Thursday, February 25, 2010


CNN polled the tea party folks recently, and I think Jim Spencer and Curtis Ellis, a couple of Democratic political consultants writing in the L.A. Times, are on to something -- but I don't think they've got the story exactly right:

Most 'tea party' followers are baby boomers reliving the '60s

... Neither "average Americans," as they like to portray themselves, nor trailer-park "Deliverance" throwbacks, as their lefty detractors would have us believe, tea partyers are more highly educated and wealthier than the rest of America. Nearly 75% are college educated, and two-thirds earn more than $50,000.

More likely to be white and male than the general population, tea partyers also skew toward middle age or older. That's the tell. Most came of age in the 1960s, an era distinguished by widespread disrespect for government. In their wonder years, they learned that politics was about protesting the Establishment and shouting down the Man. No wonder they're doing that now.

... The tea party is a harbinger of midlife crisis, not political crisis. For men of a certain age, it offers a counterculture experience familiar from adolescence -- underground radio, esoteric tracts, consciousness-raising teach-ins and rallies replete with extroverted behavior to shock the squares....
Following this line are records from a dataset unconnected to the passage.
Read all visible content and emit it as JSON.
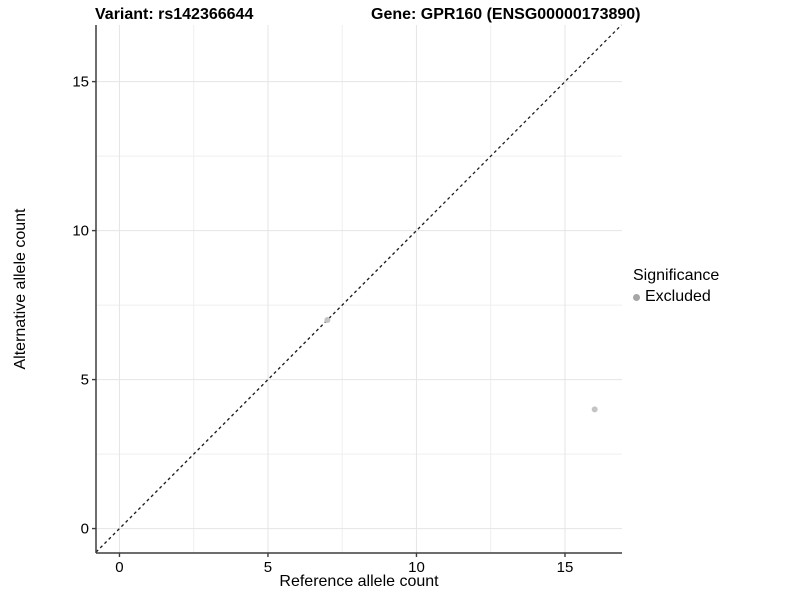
{
  "title": {
    "variant": "Variant: rs142366644",
    "gene": "Gene: GPR160 (ENSG00000173890)"
  },
  "chart_data": {
    "type": "scatter",
    "title_variant": "Variant: rs142366644",
    "title_gene": "Gene: GPR160 (ENSG00000173890)",
    "xlabel": "Reference allele count",
    "ylabel": "Alternative allele count",
    "xlim": [
      -0.79,
      16.92
    ],
    "ylim": [
      -0.82,
      16.9
    ],
    "x_ticks": [
      0,
      5,
      10,
      15
    ],
    "y_ticks": [
      0,
      5,
      10,
      15
    ],
    "x_minor_ticks": [
      2.5,
      7.5,
      12.5
    ],
    "y_minor_ticks": [
      2.5,
      7.5,
      12.5
    ],
    "grid": true,
    "legend_position": "right",
    "reference_line": {
      "type": "identity y=x",
      "style": "dashed",
      "color": "#1c1c1c"
    },
    "series": [
      {
        "name": "Excluded",
        "color": "#c4c4c4",
        "points": [
          {
            "x": 7,
            "y": 7
          },
          {
            "x": 16,
            "y": 4
          }
        ]
      }
    ],
    "legend": {
      "title": "Significance",
      "items": [
        {
          "label": "Excluded",
          "color": "#a6a6a6"
        }
      ]
    }
  },
  "colors": {
    "background": "#ffffff",
    "axis_line": "#3d3d3d",
    "tick_mark": "#3d3d3d",
    "tick_label": "#000000",
    "grid_major": "#e5e5e5",
    "grid_minor": "#efefef",
    "reference_line": "#1c1c1c"
  }
}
Yes, but is this experience familiar because today's protested did it in their youth, or because they didn't do it, and resented the ones who did -- quite possibly out of envy?

I think there are some teabaggers who were lefty protesters back in the day -- but I think a lot of these folks were on the other side then; they saw their lefty generational peers getting all the media attention and (or so legend has it -- I was in grade school so I don't know for sure) the good sex and good drugs, and they've never stopped feeling that that was unfair. They wanted an Age of Aquarius in which they were the center of attention -- and now they have it.

I've been saying for a while that the tactics of anti-Obama protesters seem sixties-oriented -- the use of live pigs as props, the naive calls for national strikes, the Alinsky envy, and so on. Oh, and did I mention the protest music?

From the YouTube page of the singer-songwriter, who calls herself ... er, cowgirlmoon:

... For more than 20 years, I was a Singer/songwriter/ entertainer and for several years, part owner of a popular, local music hall, called "The Little Ole Opry Co." Located near Burfordville, Mo.

Several years following, I interned with the Irish Republican entrepreneurial Star Travelers. A cosmically conservative, outlaw band, on the fringes of societal evolution, we set about the enormously, minuscule task of saving extremely, small, unimportant planetoids, from near distinction.
(Pluto was nearly, our most prestigious success)

Sometime during my association with the R.E.S.T., I was sucked through a Loop-hole and blown into a prison cell phone, where I had no choice, but to listen to monitored communications, with conviction.

Since my escape, I've continued to hide out in the old home town....

Burfordville is just outside Cape Girardeau, home to Rush Limbaugh. This strikes me as small-town wannabe leftiness, but I confess I can't really tell what the demographic tale is here. (I will note that her favorite books include Bury My Hart at Wounded Knee and -- gulp -- Jonathan Livingston Seagull.)